A huge part of my role is to help clients understand what they actually need, versus what they sometimes ‘think they need’, and to help job seekers find the perfect opportunity. But an even bigger part of my role is battling against the tide of distain caused by the sheer number of lazy recruiters out there who just don’t want to put in the work. Rather than working through a brief to really get under the skin of a business’s requirements, they rely on their out-of-date database and under-hand tactics to source talent, which gives the rest of us in the industry a bad name.

They push candidates towards roles that aren’t right for their skills and experience, they send CVs out without permission, and then they don’t provide any client feedback. And don’t even get me started on some of the ‘lead generation’ techniques I’ve heard about. Whilst I know some excellent recruiters, the wide-brush of general sentiment that the industry is tarred with, is that we are all lazy, and offer little insight or value. People naturally expect my business to offer more of the same soulless numbers game approach to recruitment.

Competition is fierce and these days many businesses engage with several agencies at the same time, in the belief that it will give their recruitment process a greater degree of diligence, or that they’ll get to ‘see more good candidates’. This practice actually makes it harder because the moment a business engages multiple agencies, they water down and cheapen the process. The search for that key hire becomes nothing more than a scramble to reach candidates en mass before the competition – a classic numbers game. And the result will always the same; low investment equals high staff turnover.

As a hiring manager previously looking to fill roles in my own teams, or under pressure to build a new team from scratch, it didn’t really bother me that the role was going out to two or three agencies at the same time. Why should it?! The truth is, I never even gave it a second thought. I don’t think many people do, and that’s part of the problem.

Best Newcomer

Our ‘Best Newcomer’ win at the Marketing & Digital Recruitment Awards 2016 is proof that we’re on the right track. We’ve had an amazing year, which has seen us run searches for clients in the UK and Europe, and as far afield as Moscow and New York. We’ve successfully placed key hires from Digital Marketing Manager to Head of E-commerce and Chief Executive Officer, and have helped clients to recruit brand new teams from the ground up. But that’s not why we won.

The judging panel favoured Digital People over some pretty stiff competition because we “displayed sound evidence of an agency entirely in touch with its market”. They also highlighted the fact that we have “created a philosophy based around the candidate experience” and, our “fantastic service base”.

While this is a massive win for our agency, it’s also a huge win for our industry. We believe in doing things differently, and this win shows that true industry knowledge and a passion do doing recruitment the way it should be done, is still of value in an industry where high volume / low cost ‘sausage factory’ recruitment is often the preference.

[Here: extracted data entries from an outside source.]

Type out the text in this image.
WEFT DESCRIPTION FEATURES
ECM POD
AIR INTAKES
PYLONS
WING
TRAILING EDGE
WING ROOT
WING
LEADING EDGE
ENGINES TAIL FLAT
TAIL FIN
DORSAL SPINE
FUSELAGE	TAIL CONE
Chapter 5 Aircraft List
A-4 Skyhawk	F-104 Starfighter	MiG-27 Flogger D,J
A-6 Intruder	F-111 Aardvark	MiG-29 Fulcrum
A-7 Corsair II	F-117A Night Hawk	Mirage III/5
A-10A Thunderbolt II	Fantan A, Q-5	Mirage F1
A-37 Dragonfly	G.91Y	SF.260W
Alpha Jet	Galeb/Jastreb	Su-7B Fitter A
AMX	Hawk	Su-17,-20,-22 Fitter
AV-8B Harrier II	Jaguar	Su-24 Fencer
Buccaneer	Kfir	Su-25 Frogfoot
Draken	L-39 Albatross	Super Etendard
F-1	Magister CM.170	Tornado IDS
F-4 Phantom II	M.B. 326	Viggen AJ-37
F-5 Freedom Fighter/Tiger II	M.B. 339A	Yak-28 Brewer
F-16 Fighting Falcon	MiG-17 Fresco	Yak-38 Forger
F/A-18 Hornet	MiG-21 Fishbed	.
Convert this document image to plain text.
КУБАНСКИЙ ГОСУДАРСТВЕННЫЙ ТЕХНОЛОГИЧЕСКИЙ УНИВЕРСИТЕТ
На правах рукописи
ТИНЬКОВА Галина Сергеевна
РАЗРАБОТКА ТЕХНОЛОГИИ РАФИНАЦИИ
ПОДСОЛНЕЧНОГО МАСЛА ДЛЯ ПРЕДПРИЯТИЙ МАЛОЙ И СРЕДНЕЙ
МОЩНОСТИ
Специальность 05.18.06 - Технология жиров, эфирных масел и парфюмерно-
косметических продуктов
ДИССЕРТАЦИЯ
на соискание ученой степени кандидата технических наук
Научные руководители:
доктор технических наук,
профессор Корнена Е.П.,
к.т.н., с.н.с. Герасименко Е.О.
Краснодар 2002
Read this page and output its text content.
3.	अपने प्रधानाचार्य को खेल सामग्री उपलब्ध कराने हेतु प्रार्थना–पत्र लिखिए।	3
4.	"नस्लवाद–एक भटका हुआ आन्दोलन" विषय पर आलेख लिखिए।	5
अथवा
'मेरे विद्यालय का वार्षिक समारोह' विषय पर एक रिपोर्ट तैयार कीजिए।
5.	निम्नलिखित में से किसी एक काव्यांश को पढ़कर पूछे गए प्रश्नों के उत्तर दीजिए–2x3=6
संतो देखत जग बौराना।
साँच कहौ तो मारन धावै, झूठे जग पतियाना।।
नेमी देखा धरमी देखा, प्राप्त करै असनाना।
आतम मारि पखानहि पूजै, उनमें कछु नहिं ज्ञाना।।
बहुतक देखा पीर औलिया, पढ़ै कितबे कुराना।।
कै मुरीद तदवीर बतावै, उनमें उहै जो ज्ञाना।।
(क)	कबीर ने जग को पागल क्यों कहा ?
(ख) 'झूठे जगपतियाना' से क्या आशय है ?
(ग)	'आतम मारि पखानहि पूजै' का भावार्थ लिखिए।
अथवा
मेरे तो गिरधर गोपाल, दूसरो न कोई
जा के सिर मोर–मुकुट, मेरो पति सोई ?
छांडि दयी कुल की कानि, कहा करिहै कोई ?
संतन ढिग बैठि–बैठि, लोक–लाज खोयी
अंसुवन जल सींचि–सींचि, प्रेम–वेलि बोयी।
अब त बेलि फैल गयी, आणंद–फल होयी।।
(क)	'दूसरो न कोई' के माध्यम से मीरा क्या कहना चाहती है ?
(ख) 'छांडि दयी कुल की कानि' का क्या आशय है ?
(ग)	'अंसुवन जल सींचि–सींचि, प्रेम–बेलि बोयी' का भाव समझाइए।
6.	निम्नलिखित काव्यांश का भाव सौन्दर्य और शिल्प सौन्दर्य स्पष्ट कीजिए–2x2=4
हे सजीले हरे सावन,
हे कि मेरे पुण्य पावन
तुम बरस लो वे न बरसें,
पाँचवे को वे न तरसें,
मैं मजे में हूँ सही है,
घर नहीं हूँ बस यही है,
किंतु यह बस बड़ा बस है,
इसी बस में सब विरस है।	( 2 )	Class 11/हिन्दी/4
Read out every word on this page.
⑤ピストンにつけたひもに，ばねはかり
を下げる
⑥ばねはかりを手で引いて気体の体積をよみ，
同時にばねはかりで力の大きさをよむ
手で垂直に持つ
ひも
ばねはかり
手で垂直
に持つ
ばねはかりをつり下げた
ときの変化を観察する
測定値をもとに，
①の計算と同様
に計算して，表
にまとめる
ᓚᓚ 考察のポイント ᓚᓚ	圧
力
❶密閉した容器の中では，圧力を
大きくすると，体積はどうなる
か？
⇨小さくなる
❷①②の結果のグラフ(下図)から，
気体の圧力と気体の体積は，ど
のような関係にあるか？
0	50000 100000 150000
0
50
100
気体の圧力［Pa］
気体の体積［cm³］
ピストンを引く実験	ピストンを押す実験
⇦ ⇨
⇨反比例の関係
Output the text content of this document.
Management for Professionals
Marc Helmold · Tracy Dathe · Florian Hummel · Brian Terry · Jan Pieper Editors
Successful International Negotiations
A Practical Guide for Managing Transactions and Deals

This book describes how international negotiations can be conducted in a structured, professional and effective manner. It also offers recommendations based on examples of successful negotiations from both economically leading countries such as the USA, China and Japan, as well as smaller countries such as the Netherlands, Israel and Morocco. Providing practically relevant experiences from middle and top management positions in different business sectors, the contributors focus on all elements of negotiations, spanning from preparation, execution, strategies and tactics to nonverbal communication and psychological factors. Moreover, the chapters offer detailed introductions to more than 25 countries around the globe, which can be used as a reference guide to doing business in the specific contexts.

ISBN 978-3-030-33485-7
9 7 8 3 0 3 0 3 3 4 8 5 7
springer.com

My hope is that we see a shift in the next few years, and that candidates and hiring companies alike start to demand quality over quantity. I’d like to see hiring companies work with the recruitment industry to put an end to lazy recruitment. I’d like to see hiring companies plan better, and engage with specialists early on rather than through distress when all else has failed, and stop pitching multiple non-specialist agencies against each other for the same business – which so often results in bad practice.

In the meantime we’ll continue to work hard to change the status quo, whether it’s through our commitment to doing things differently, or through our performance-based commercials (which are unique in the industry). And we’ll continue to beat the drum that talent acquisition should be an investment, just as with any other area of business, rather than something quick and dirty that needs to be obtained at the lowest possible cost of hire, because any business is only as good as it’s people.